HSBC Holdings Plc and the US Justice Department, announcing last week that the bank would pay $100 million for front-running client currency orders, left one thing unstated — the name of a big client the bank’s traders defrauded.
That unidentified victim was London-based insurer Prudential Plc, according to court records and testimony in a related case and a person familiar with the matter.
HSBC’s settlement on January 18, a deferred prosecution in which the bank admitted it defrauded two clients by front-running and agreed to accept an internal monitor, follows two cases that US prosecutors have pursued against two individuals who were then among the bank’s top foreign-exchange traders. A Brooklyn federal jury has already heard how one of them helped the bank make about $8 million in trades ahead of a big currency purchase he was hired to oversee for Cairn Energy Plc, and found him guilty.
Cairn was identified in last week’s deferred prosecution deal. But the bank had a bigger take — $38.4 million — from trading in March 2010 ahead of an imminent multi-billion-dollar deal involving the company now identified as Prudential. Details about the fraudulent currency transaction outlined in the government’s Jan. 18 statement of facts describing HSBC’s wrongdoing match those of Prudential’s bid to acquire American International Group Inc.’s AIA Group Ltd. for $35.5 billion.

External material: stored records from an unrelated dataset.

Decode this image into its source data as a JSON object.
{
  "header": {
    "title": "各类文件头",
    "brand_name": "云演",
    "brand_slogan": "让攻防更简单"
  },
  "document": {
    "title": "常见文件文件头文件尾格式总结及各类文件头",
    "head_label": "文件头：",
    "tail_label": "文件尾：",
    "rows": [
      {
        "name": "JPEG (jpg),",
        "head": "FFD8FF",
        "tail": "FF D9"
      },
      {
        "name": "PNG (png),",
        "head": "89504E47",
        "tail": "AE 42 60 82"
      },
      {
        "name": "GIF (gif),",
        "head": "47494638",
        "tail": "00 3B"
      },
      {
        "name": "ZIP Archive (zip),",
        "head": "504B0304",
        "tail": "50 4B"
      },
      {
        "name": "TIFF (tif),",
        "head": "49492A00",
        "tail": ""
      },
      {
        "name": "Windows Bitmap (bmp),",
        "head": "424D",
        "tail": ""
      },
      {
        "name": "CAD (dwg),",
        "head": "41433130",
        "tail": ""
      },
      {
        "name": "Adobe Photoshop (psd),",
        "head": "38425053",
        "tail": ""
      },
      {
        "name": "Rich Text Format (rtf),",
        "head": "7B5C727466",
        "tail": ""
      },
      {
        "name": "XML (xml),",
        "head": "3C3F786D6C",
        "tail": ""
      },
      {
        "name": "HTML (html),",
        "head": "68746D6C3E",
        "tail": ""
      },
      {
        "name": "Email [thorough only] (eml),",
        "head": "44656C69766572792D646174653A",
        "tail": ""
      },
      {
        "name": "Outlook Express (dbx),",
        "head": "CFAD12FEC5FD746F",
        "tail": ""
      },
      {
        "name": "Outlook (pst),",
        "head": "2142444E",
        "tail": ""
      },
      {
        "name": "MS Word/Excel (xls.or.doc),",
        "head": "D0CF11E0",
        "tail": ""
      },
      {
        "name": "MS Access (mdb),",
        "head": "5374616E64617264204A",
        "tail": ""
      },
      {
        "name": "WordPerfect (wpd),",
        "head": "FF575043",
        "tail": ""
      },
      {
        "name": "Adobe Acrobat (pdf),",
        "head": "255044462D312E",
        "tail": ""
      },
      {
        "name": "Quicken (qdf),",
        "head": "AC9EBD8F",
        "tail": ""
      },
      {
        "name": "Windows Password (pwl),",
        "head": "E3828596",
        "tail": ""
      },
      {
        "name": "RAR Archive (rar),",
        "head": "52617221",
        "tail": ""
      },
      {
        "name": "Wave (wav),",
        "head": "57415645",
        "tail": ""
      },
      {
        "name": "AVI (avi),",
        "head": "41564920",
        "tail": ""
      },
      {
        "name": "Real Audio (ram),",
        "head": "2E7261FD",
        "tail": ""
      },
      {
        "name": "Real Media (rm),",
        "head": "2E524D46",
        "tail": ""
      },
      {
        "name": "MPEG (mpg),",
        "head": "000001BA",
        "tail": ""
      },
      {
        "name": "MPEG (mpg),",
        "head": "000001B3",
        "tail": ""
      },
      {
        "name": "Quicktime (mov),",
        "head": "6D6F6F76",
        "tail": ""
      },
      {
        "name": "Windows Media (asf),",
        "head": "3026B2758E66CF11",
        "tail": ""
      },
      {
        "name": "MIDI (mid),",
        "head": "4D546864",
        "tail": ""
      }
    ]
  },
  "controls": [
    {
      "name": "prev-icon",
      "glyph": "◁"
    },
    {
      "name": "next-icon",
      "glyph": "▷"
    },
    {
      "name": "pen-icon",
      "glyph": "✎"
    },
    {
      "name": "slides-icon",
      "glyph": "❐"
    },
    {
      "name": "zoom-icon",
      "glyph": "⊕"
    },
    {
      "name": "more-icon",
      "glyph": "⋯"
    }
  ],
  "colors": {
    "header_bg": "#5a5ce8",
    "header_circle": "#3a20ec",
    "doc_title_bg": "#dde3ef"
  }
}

Rob Sherman, a spokesman for HSBC, declined to comment, as did a spokesman for Prudential.
HSBC was hired in 2010 by Prudential to execute financial transactions related to the AIA acquisition, according to marketing material HSBC sent Cairn touting its expertise handling such currency deals and shown by US prosecutors at the Brooklyn trial.

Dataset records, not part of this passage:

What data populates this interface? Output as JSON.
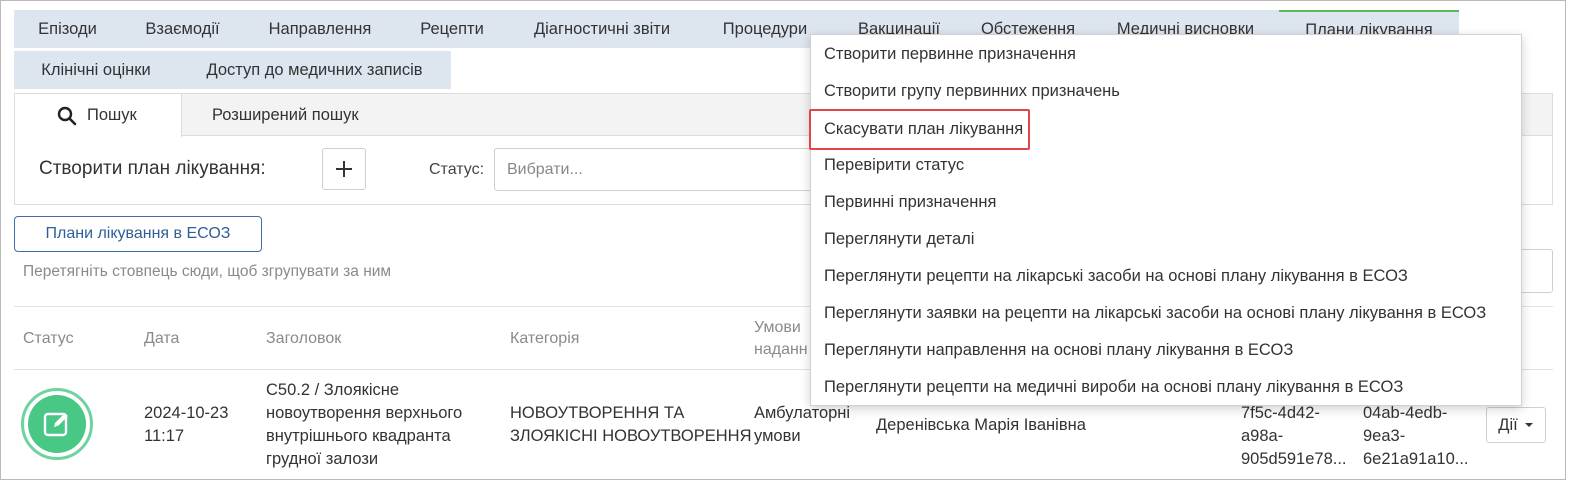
{
  "tabs_row1": [
    {
      "label": "Епізоди"
    },
    {
      "label": "Взаємодії"
    },
    {
      "label": "Направлення"
    },
    {
      "label": "Рецепти"
    },
    {
      "label": "Діагностичні звіти"
    },
    {
      "label": "Процедури"
    },
    {
      "label": "Вакцинації"
    },
    {
      "label": "Обстеження"
    },
    {
      "label": "Медичні висновки"
    },
    {
      "label": "Плани лікування"
    }
  ],
  "tabs_row2": [
    {
      "label": "Клінічні оцінки"
    },
    {
      "label": "Доступ до медичних записів"
    }
  ],
  "subtabs": {
    "search": "Пошук",
    "advanced": "Розширений пошук"
  },
  "form": {
    "create_label": "Створити план лікування:",
    "status_label": "Статус:",
    "status_placeholder": "Вибрати..."
  },
  "eco_button": "Плани лікування в ЕСОЗ",
  "group_hint": "Перетягніть стовпець сюди, щоб згрупувати за ним",
  "table": {
    "headers": {
      "status": "Статус",
      "date": "Дата",
      "title": "Заголовок",
      "category": "Категорія",
      "conditions_1": "Умови",
      "conditions_2": "наданн"
    },
    "row": {
      "date_1": "2024-10-23",
      "date_2": "11:17",
      "title_1": "C50.2 / Злоякісне",
      "title_2": "новоутворення верхнього",
      "title_3": "внутрішнього квадранта",
      "title_4": "грудної залози",
      "category_1": "НОВОУТВОРЕННЯ ТА",
      "category_2": "ЗЛОЯКІСНІ НОВОУТВОРЕННЯ",
      "conditions_1": "Амбулаторні",
      "conditions_2": "умови",
      "doctor": "Деренівська Марія Іванівна",
      "id1_1": "7f5c-4d42-",
      "id1_2": "a98a-",
      "id1_3": "905d591e78...",
      "id2_1": "04ab-4edb-",
      "id2_2": "9ea3-",
      "id2_3": "6e21a91a10...",
      "actions": "Дії"
    }
  },
  "dropdown": [
    "Створити первинне призначення",
    "Створити групу первинних призначень",
    "Скасувати план лікування",
    "Перевірити статус",
    "Первинні призначення",
    "Переглянути деталі",
    "Переглянути рецепти на лікарські засоби на основі плану лікування в ЕСОЗ",
    "Переглянути заявки на рецепти на лікарські засоби на основі плану лікування в ЕСОЗ",
    "Переглянути направлення на основі плану лікування в ЕСОЗ",
    "Переглянути рецепти на медичні вироби на основі плану лікування в ЕСОЗ"
  ],
  "colors": {
    "tab_bg": "#dde5ef",
    "active_tab_accent": "#5cb85c",
    "status_icon": "#49c785",
    "highlight": "#e04646",
    "link_blue": "#2f5f96"
  },
  "icons": {
    "search": "search-icon",
    "plus": "plus-icon",
    "status": "edit-icon",
    "caret": "caret-down-icon"
  }
}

Prosecutors said on Jan. 18 that an HSBC employee who headed the London spot foreign exchange desk learned the bank had been hired to to sell large amounts of British pounds.

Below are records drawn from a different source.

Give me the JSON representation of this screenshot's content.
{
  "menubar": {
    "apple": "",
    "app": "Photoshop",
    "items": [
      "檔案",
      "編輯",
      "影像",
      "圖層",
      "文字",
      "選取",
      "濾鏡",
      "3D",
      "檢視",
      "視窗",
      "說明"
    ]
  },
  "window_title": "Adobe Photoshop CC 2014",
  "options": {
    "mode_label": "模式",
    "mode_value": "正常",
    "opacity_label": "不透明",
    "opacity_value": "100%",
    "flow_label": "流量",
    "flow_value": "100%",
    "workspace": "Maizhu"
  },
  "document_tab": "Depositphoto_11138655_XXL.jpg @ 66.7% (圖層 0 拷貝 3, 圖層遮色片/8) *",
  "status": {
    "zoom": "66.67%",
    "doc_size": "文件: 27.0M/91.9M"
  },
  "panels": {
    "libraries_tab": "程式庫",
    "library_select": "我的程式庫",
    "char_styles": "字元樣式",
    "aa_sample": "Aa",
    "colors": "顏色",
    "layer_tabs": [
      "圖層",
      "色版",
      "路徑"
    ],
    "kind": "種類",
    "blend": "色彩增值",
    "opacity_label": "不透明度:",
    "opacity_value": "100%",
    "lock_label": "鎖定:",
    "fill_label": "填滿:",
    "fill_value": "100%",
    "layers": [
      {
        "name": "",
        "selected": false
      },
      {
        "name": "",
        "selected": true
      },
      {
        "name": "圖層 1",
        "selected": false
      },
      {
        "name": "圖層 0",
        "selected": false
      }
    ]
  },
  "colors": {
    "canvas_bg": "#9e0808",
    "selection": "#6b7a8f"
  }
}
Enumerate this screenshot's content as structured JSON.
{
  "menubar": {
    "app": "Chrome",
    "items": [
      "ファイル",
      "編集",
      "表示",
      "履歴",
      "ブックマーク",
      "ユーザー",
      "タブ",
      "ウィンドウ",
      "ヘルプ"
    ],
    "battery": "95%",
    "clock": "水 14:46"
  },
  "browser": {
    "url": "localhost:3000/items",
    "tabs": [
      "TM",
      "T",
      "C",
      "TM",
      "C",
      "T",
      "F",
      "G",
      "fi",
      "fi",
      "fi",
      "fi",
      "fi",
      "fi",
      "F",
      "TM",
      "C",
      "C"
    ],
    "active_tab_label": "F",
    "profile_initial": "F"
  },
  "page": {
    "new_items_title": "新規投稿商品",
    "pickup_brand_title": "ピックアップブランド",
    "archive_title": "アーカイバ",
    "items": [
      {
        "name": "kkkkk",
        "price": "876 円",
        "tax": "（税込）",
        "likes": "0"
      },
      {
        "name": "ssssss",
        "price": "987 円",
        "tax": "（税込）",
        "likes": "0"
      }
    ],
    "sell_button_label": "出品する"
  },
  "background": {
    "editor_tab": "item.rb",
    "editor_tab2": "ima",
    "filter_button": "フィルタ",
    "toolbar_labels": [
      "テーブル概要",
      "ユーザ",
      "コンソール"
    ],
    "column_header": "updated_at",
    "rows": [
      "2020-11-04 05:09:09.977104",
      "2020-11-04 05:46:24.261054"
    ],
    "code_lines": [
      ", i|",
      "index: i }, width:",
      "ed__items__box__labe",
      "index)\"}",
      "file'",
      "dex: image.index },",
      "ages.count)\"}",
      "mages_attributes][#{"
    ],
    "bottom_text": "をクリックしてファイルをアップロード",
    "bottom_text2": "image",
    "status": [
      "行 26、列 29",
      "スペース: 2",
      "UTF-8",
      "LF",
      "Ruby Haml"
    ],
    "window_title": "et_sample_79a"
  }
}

They said he traded ahead of the client’s February 2010 order, driving down the price of the pound in a manner that allowed HSBC to make a “significant profit” profit of $38.4 million for conducting the transaction. The trader made about $3.6 million for the bank in his proprietary account, prosecutors said. Prudential’s bid to acquire the AIG unit ultimately failed.
Federal prosecutors looking into front-running allegations at HSBC have detailed the conduct of at least two employees. Mark Johnson, a former global head of foreign-exchange trading, and Stuart Scott, a former head of European currency trading, are accused of conspiring to take advantage of inside information about Cairn Energy’s plans to sell part of its stake in an Indian subsidiary.
Johnson was the trader convicted in October by a federal jury in Brooklyn of front-running ahead of Cairn’s $3.5 billion client order. His sentencing is set for March 8. Scott, who was indicted with Johnson in 2016, is appealing a UK court order that he be extradited to the US to face trial. He denies wrongdoing. Johnson has said he will challenge his conviction.
Documents filed last week in HSBC’s deferred prosecution agreement don’t say whether Scott was involved in the Prudential trades, which occurred before Johnson joined the bank. Prosecutors during Johnson’s trial suggested it was known by the bank’s FX traders that Scott worked on the Prudential transaction.